Option 2) works fine until I put iSCSI WRITE load on my Fedora VM. When
using large blocks, I quickly end up with stale VMs. The iSCSI target
complains that the backend device doesn't respond, and the kernel gives
me 120 seconds timeouts for the DRBD threads. The DRBD backend devices
appear dead. At this stage, there is no iSCSI traffic anymore, CPU usage
in null, memory is fine, starvation.... Rebooting the Fedora VM solves
the problem. Seen from a DRBD/SCST point of view, it's as if backend
hardware was failing. However, physical disks/arrays are fine. The
problem is clearly within VMware.

One of the VMware recommendation is to create the large VMDKs in
'eagerZeroedThick', which basically zeroes everything before use. This
helps, but doesn't solve the problem completely.

I then tried a third option: format /dev/drbd0 with XFS, create one BIG
file (using dd) on that filesystem, and export this file via iSCSI/SCST
(instead of exporting the /dev/drbd0 block device directly). I couldn't
crash this setup, but I don't like the idea of having a single 200G file
on a 99% full filesystem.

This brought me to option 4: I directly export /dev/drbd0 via SCST (same
as option 1 and 2), but before using it, I issue a:

	dd if=/dev/zero of=/dev/drbd0 bs=4096

I'm now running this setup since 2 weeks, trying to put as much load as
I can on it (mainly using dd, bonnie++, DiskTT and running VMware
Storage vMotion). The only issue I have faced is that sometimes the
pacemaker 'monitor' action takes more than 20 seconds to run on DRBD, so
I have increased this timeout to 60s.
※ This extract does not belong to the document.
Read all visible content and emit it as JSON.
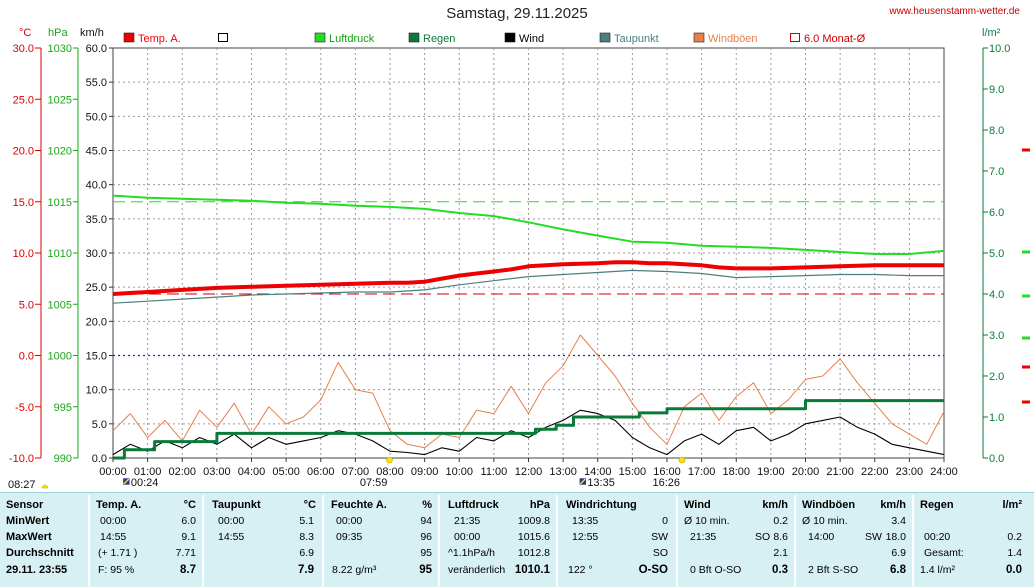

Since then, no problem at all!

As you can imagine, I'm pretty happy with the setup, but I still don't
fully understand why it now works. I hate these situations...

Can zeroing make such a big difference ? Does it just make a difference
at the RAID/disk level, or does it also make a difference at the DRBD
level ?

Sorry for the long e-mail, and thanks a ton for any input. - Patrick -

PS: Based on my reading, many people are trying to implement such
solutions. XtraVirt had a VM at some point, but not anymore. People are
trying to do it with OpenFiler, but IET and VMware don't like each
other. My setup is not documented the way it should, but I'm ready to
share if anyone wants to play with it.